Güçperest dininin fanatikleri, Tanrı dahil hiçbir değere inanmazlar. Güçperestlere göre kişi, Tanrı’ya kulluk etmemelidir. Tanrı’ya kulluk etmeyen güçperestler, Tanrı’yı güçlerinin kulu ve kölesi haline getirirler. Başka bir ifade güçperestler, güç şehvetlerini tek kutsal ilah haline getirirler.
Güçperestler,  çıkarları ve güç şehvetleri uğruna her şeye ihanet ederler. Hukuk, ahlak, demokrasi, özgürlük, insanlık gibi kavramların, güçperestler için hiçbir anlam ve değeri yoktur. Güçperestlerin ihanet etmeyeceği tek ilahları, güç arzularıdır.  Güçperestler,  kendi güç şehvetleri ve çıkarları dışında insanı, doğayı, toplumu, sanatı, ahlakı ve maneviyatı hiç sevmezler. Güçperestler, güç ilahları dışında her şeye ve herkese sürekli olarak ihanet ederler.

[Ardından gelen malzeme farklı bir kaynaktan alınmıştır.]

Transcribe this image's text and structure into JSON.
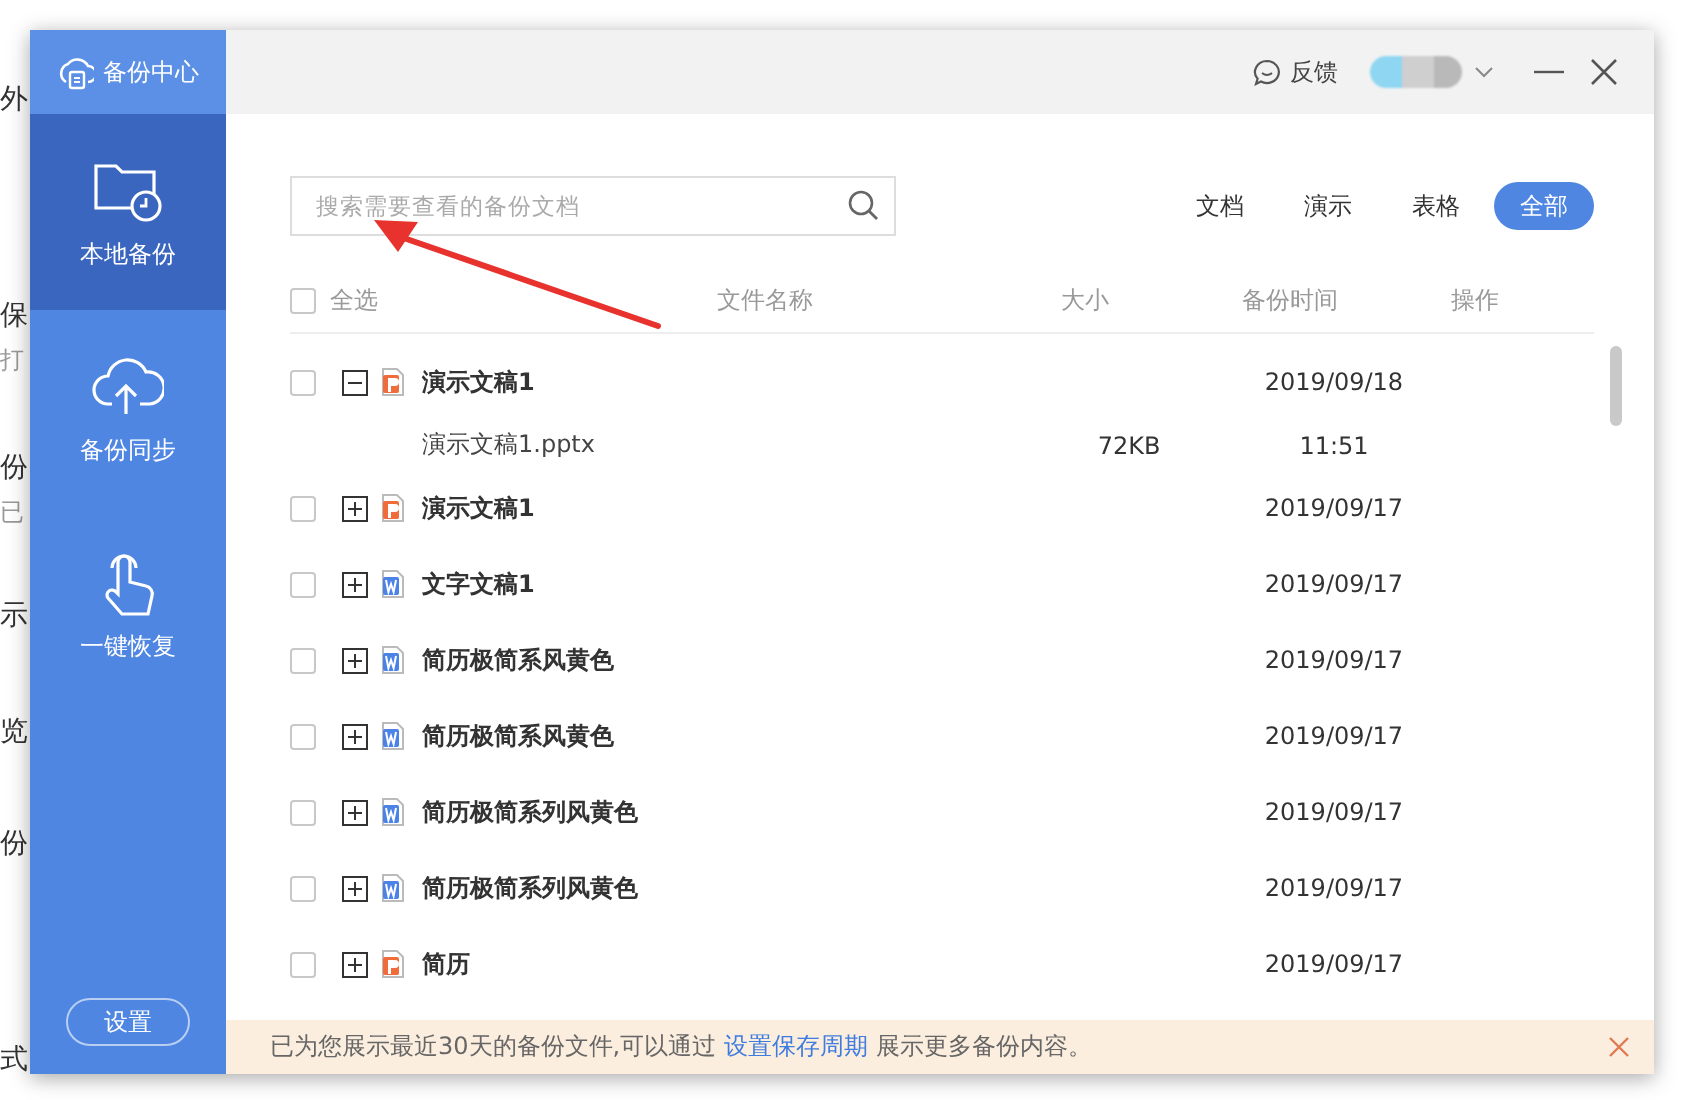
{
  "background_page": {
    "texts": [
      "外",
      "保",
      "打",
      "份",
      "已",
      "示",
      "览",
      "份",
      "式"
    ]
  },
  "window": {
    "title": "备份中心",
    "feedback": "反馈"
  },
  "sidebar": {
    "items": [
      {
        "label": "本地备份",
        "kind": "backup",
        "selected": true
      },
      {
        "label": "备份同步",
        "kind": "sync",
        "selected": false
      },
      {
        "label": "一键恢复",
        "kind": "restore",
        "selected": false
      }
    ],
    "settings": "设置"
  },
  "search": {
    "placeholder": "搜索需要查看的备份文档"
  },
  "filters": [
    {
      "label": "文档",
      "selected": false
    },
    {
      "label": "演示",
      "selected": false
    },
    {
      "label": "表格",
      "selected": false
    },
    {
      "label": "全部",
      "selected": true
    }
  ],
  "table": {
    "select_all": {
      "label": "全选",
      "checked": false
    },
    "columns": [
      "文件名称",
      "大小",
      "备份时间",
      "操作"
    ],
    "rows": [
      {
        "kind": "presentation",
        "name": "演示文稿1",
        "date": "2019/09/18",
        "checked": false,
        "expanded": true,
        "children": [
          {
            "name": "演示文稿1.pptx",
            "size": "72KB",
            "time": "11:51"
          }
        ]
      },
      {
        "kind": "presentation",
        "name": "演示文稿1",
        "date": "2019/09/17",
        "checked": false,
        "expanded": false
      },
      {
        "kind": "document",
        "name": "文字文稿1",
        "date": "2019/09/17",
        "checked": false,
        "expanded": false
      },
      {
        "kind": "document",
        "name": "简历极简系风黄色",
        "date": "2019/09/17",
        "checked": false,
        "expanded": false
      },
      {
        "kind": "document",
        "name": "简历极简系风黄色",
        "date": "2019/09/17",
        "checked": false,
        "expanded": false
      },
      {
        "kind": "document",
        "name": "简历极简系列风黄色",
        "date": "2019/09/17",
        "checked": false,
        "expanded": false
      },
      {
        "kind": "document",
        "name": "简历极简系列风黄色",
        "date": "2019/09/17",
        "checked": false,
        "expanded": false
      },
      {
        "kind": "presentation",
        "name": "简历",
        "date": "2019/09/17",
        "checked": false,
        "expanded": false
      }
    ]
  },
  "notice": {
    "text": "已为您展示最近30天的备份文件,可以通过",
    "link": "设置保存周期",
    "text_after": "展示更多备份内容。"
  }
}
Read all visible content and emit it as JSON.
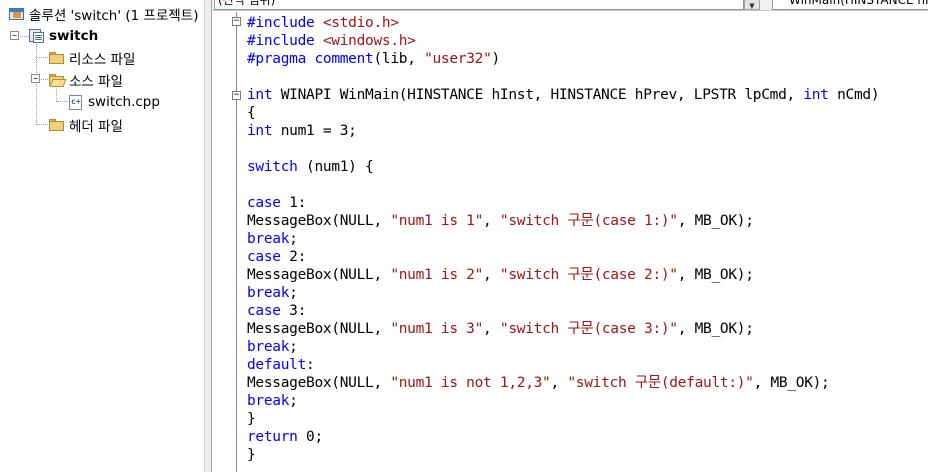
{
  "solution_explorer": {
    "solution_label": "솔루션 'switch' (1 프로젝트)",
    "project_label": "switch",
    "folders": {
      "resources": "리소스 파일",
      "sources": "소스 파일",
      "headers": "헤더 파일"
    },
    "source_file": "switch.cpp"
  },
  "navbar": {
    "scope_combo": "(전역 범위)",
    "function_combo": "WinMain(HINSTANCE hInst, HINSTANCE hPrev, LPSTR lpCmd, int nCmd)"
  },
  "editor": {
    "lines": [
      {
        "parts": [
          {
            "t": "#include ",
            "c": "pp"
          },
          {
            "t": "<stdio.h>",
            "c": "str"
          }
        ]
      },
      {
        "parts": [
          {
            "t": "#include ",
            "c": "pp"
          },
          {
            "t": "<windows.h>",
            "c": "str"
          }
        ]
      },
      {
        "parts": [
          {
            "t": "#pragma ",
            "c": "pp"
          },
          {
            "t": "comment",
            "c": "pp"
          },
          {
            "t": "(lib, ",
            "c": ""
          },
          {
            "t": "\"user32\"",
            "c": "str"
          },
          {
            "t": ")",
            "c": ""
          }
        ]
      },
      {
        "parts": []
      },
      {
        "parts": [
          {
            "t": "int",
            "c": "kw"
          },
          {
            "t": " WINAPI WinMain(HINSTANCE hInst, HINSTANCE hPrev, LPSTR lpCmd, ",
            "c": ""
          },
          {
            "t": "int",
            "c": "kw"
          },
          {
            "t": " nCmd)",
            "c": ""
          }
        ]
      },
      {
        "parts": [
          {
            "t": "{",
            "c": ""
          }
        ]
      },
      {
        "parts": [
          {
            "t": "int",
            "c": "kw"
          },
          {
            "t": " num1 = 3;",
            "c": ""
          }
        ]
      },
      {
        "parts": []
      },
      {
        "parts": [
          {
            "t": "switch",
            "c": "kw"
          },
          {
            "t": " (num1) {",
            "c": ""
          }
        ]
      },
      {
        "parts": []
      },
      {
        "parts": [
          {
            "t": "case",
            "c": "kw"
          },
          {
            "t": " 1:",
            "c": ""
          }
        ]
      },
      {
        "parts": [
          {
            "t": "MessageBox(NULL, ",
            "c": ""
          },
          {
            "t": "\"num1 is 1\"",
            "c": "str"
          },
          {
            "t": ", ",
            "c": ""
          },
          {
            "t": "\"switch 구문(case 1:)\"",
            "c": "str"
          },
          {
            "t": ", MB_OK);",
            "c": ""
          }
        ]
      },
      {
        "parts": [
          {
            "t": "break",
            "c": "kw"
          },
          {
            "t": ";",
            "c": ""
          }
        ]
      },
      {
        "parts": [
          {
            "t": "case",
            "c": "kw"
          },
          {
            "t": " 2:",
            "c": ""
          }
        ]
      },
      {
        "parts": [
          {
            "t": "MessageBox(NULL, ",
            "c": ""
          },
          {
            "t": "\"num1 is 2\"",
            "c": "str"
          },
          {
            "t": ", ",
            "c": ""
          },
          {
            "t": "\"switch 구문(case 2:)\"",
            "c": "str"
          },
          {
            "t": ", MB_OK);",
            "c": ""
          }
        ]
      },
      {
        "parts": [
          {
            "t": "break",
            "c": "kw"
          },
          {
            "t": ";",
            "c": ""
          }
        ]
      },
      {
        "parts": [
          {
            "t": "case",
            "c": "kw"
          },
          {
            "t": " 3:",
            "c": ""
          }
        ]
      },
      {
        "parts": [
          {
            "t": "MessageBox(NULL, ",
            "c": ""
          },
          {
            "t": "\"num1 is 3\"",
            "c": "str"
          },
          {
            "t": ", ",
            "c": ""
          },
          {
            "t": "\"switch 구문(case 3:)\"",
            "c": "str"
          },
          {
            "t": ", MB_OK);",
            "c": ""
          }
        ]
      },
      {
        "parts": [
          {
            "t": "break",
            "c": "kw"
          },
          {
            "t": ";",
            "c": ""
          }
        ]
      },
      {
        "parts": [
          {
            "t": "default",
            "c": "kw"
          },
          {
            "t": ":",
            "c": ""
          }
        ]
      },
      {
        "parts": [
          {
            "t": "MessageBox(NULL, ",
            "c": ""
          },
          {
            "t": "\"num1 is not 1,2,3\"",
            "c": "str"
          },
          {
            "t": ", ",
            "c": ""
          },
          {
            "t": "\"switch 구문(default:)\"",
            "c": "str"
          },
          {
            "t": ", MB_OK);",
            "c": ""
          }
        ]
      },
      {
        "parts": [
          {
            "t": "break",
            "c": "kw"
          },
          {
            "t": ";",
            "c": ""
          }
        ]
      },
      {
        "parts": [
          {
            "t": "}",
            "c": ""
          }
        ]
      },
      {
        "parts": [
          {
            "t": "return",
            "c": "kw"
          },
          {
            "t": " 0;",
            "c": ""
          }
        ]
      },
      {
        "parts": [
          {
            "t": "}",
            "c": ""
          }
        ]
      }
    ]
  }
}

Güç için her türlü yolsuzluğu, hırsızlığı, entrikayı, kumpası ve oyunu yapan güçperestler, yaptıkları şeyleri kendilerinin yapmadığını, Tanrı’nın o davranışları kendilerine yaptırttığını söylerler. Güçperestler, güç uğruna yapmış oldukları bütün ahlaksızlıkların, hukuksuzlukların ve akılsızlıkların toplum tarafından meşru görülmesi ve desteklenmesi için Tanrı’yı kullanarak kendi kirli, karanlık ve kanlı taraflarını örterler. Güçperestler, maske olarak kullanmak için Tanrı’ya inandıklarını söylerler ve Tanrı’yı bütün davranışlarını meşrulaştırmak için kullanışlı bir araç olarak kullanırlar.
Güçperestler, bütün topluma kaderciliği dayatırlar. Güçperestlerin inkar ettikleri en temel şey, insan özgürlüğü ve iradesidir. Yaptıkları her şeyin Tanrı tarafından kendilerine yaptırıldığını iddia eden güçperestler, yaptıkları hırsızlıkların, yolsuzlukların, keyfiliklerin, hukuksuzlukların ve yozlukların esas failinin Tanrı olduğunu söyleyerek insanlara Tanrı’ya itaat etmekten başka bir yol olmadığını dayatırlar. Güçperestler, Tanrı adına insanları hem aldatırlar hem kendi hakimiyetlrini dayatırlar.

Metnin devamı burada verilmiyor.